RUNNING HANDLER [common : restart memcached] ***********************************
changed: [default]

RUNNING HANDLER [common : reload php-fpm] **************************************
changed: [default]

RUNNING HANDLER [common : restart journald] ************************************
changed: [default]

RUNNING HANDLER [common : reload nginx] ****************************************
changed: [default]

RUNNING HANDLER [common : perform nginx reload] ********************************
changed: [default]

RUNNING HANDLER [fail2ban : restart fail2ban] **********************************
changed: [default]

RUNNING HANDLER [ferm : restart ferm] ******************************************
skipping: [default]

RUNNING HANDLER [ntp : restart ntp] ********************************************
changed: [default]

RUNNING HANDLER [ntp : restart cron] *******************************************
skipping: [default]

RUNNING HANDLER [sshd : restart ssh] *******************************************
changed: [default]

RUNNING HANDLER [mariadb : restart mysql server] *******************************
changed: [default]

Thank you @Twansparant.

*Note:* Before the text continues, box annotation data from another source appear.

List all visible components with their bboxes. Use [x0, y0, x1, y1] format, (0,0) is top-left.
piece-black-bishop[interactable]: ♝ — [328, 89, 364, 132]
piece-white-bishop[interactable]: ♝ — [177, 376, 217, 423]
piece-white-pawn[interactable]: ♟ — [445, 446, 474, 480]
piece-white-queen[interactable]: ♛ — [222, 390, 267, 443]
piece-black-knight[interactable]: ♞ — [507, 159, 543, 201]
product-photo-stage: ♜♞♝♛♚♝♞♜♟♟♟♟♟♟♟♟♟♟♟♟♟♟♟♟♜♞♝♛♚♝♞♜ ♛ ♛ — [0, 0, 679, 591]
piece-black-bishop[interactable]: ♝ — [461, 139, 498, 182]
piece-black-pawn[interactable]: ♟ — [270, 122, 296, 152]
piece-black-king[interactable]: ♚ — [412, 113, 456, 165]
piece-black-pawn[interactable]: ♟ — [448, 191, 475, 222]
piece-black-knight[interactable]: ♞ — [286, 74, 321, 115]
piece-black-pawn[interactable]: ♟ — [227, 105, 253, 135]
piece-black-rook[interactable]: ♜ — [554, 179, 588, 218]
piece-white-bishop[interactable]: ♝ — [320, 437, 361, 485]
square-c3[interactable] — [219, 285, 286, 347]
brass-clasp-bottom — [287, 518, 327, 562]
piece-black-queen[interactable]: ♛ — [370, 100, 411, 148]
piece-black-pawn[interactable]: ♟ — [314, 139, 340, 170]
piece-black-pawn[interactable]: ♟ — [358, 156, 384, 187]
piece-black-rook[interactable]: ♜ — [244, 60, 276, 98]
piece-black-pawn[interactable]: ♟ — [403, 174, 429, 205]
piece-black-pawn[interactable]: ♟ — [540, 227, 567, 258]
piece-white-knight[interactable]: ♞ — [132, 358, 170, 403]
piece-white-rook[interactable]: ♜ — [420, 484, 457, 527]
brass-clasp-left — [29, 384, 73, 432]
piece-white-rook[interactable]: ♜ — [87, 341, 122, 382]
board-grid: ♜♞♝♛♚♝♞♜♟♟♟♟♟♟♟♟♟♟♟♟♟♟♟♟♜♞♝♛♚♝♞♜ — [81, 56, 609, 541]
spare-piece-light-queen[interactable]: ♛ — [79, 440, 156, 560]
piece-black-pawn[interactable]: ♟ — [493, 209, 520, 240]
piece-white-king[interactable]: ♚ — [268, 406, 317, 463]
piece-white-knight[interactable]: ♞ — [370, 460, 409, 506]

I am trying that update now.

Ok, I just accomplished a complete provision of the local development environment with Trellis. I updated the following system permissions on my macOS Sonoma MacBook:

  • Gave full disc access to the nfsd executable - referenced this Stack Overflow post - thank you @ben for the link
  • Updated the exports file by running sudo nfsd update - referenced here
  • then updated the vagrant.default.yml file - referenced here

Thank you @ben, MWDelaney, and @Twansparant for your prompt and on point responses. You are all awesome!